If you find you're on the wrong road, turn around
On investigative journalism, the Strait of Hormuz, and the unforgiving qualities of reality in the face of people who just won't learn
In 1986, prolific author David Halberstam published “The Reckoning”, an enormous book dedicated to chronicling the then-contemporary crisis in the American automotive industry. In the course of 747 paperback pages, Halberstam names a range of individual heroes and villains. But the turning point in the story overall is the series of oil price shocks of the 1970s that rocked a domestic automotive industry that had no serious plans to pivot to cars that didn’t guzzle gas thriftlessly.
■ The real villain, it turns out, was a haughty institutional culture that refused to assess external threats, demand self-improvement, or engage with the likely consequences of its actions. Success bred complacency, and complacency poured accelerant on the flames of willful ignorance. Had the book been written later, it could have treated the GM and Chrysler bankruptcies of 2009 as natural and predictable extensions of the original story.
■ Reality doesn’t often forgive long-term, structural obstinance. The saying goes that if you find yourself on the wrong road, the first step is to turn around. The funny thing about ego is that it often keeps people from admitting to mistakes, even when those mistakes are obvious in the immediate short term. But what makes that behavior even daffier is that the longer people choose to compound their bad decisions by doubling down, the worse those mistakes end up tarnishing their legacies.
■ Certain things should be staggeringly obvious by now, because they were made obvious to everyone half a century ago. One of those obvious things is that a chronic vulnerability to the output of petroleum from the most tempestuous parts of the Middle East makes for instability in the entire economy.

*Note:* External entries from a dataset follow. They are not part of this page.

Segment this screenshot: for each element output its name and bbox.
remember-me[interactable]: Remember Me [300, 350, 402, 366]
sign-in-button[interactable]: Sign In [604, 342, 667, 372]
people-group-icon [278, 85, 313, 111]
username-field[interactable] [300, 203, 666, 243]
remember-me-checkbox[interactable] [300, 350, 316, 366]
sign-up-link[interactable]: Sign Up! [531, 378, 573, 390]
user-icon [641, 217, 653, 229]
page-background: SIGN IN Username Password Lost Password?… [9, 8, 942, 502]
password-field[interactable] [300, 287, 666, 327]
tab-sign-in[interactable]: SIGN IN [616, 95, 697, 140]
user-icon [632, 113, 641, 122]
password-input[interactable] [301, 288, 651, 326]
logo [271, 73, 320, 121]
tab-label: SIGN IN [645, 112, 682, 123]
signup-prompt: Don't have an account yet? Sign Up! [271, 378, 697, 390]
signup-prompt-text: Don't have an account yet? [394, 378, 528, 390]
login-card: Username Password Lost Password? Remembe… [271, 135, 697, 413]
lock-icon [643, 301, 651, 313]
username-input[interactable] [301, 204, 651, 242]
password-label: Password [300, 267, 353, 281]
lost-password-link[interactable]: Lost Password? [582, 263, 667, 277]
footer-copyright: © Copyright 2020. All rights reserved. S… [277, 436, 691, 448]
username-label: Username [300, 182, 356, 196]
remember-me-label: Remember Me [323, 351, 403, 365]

With on-again, off-again exchanges of fire with Iran underway and a still massively unsafe Strait of Hormuz still crippling the Persian Gulf, it should long ago have become obvious that much more than environmental interest weighs in favor of breaking the economic dependency on petroleum.
■ For certain goods and activities, there’s no substitute -- but for any role where an alternative can be found, it’s a matter of national security to break the chains to oil. Whether the nation involved is petro-rich (like the United States) or oil-dry (like Japan), the same volatility has been in the air for more than 50 years. Complacency doesn’t work.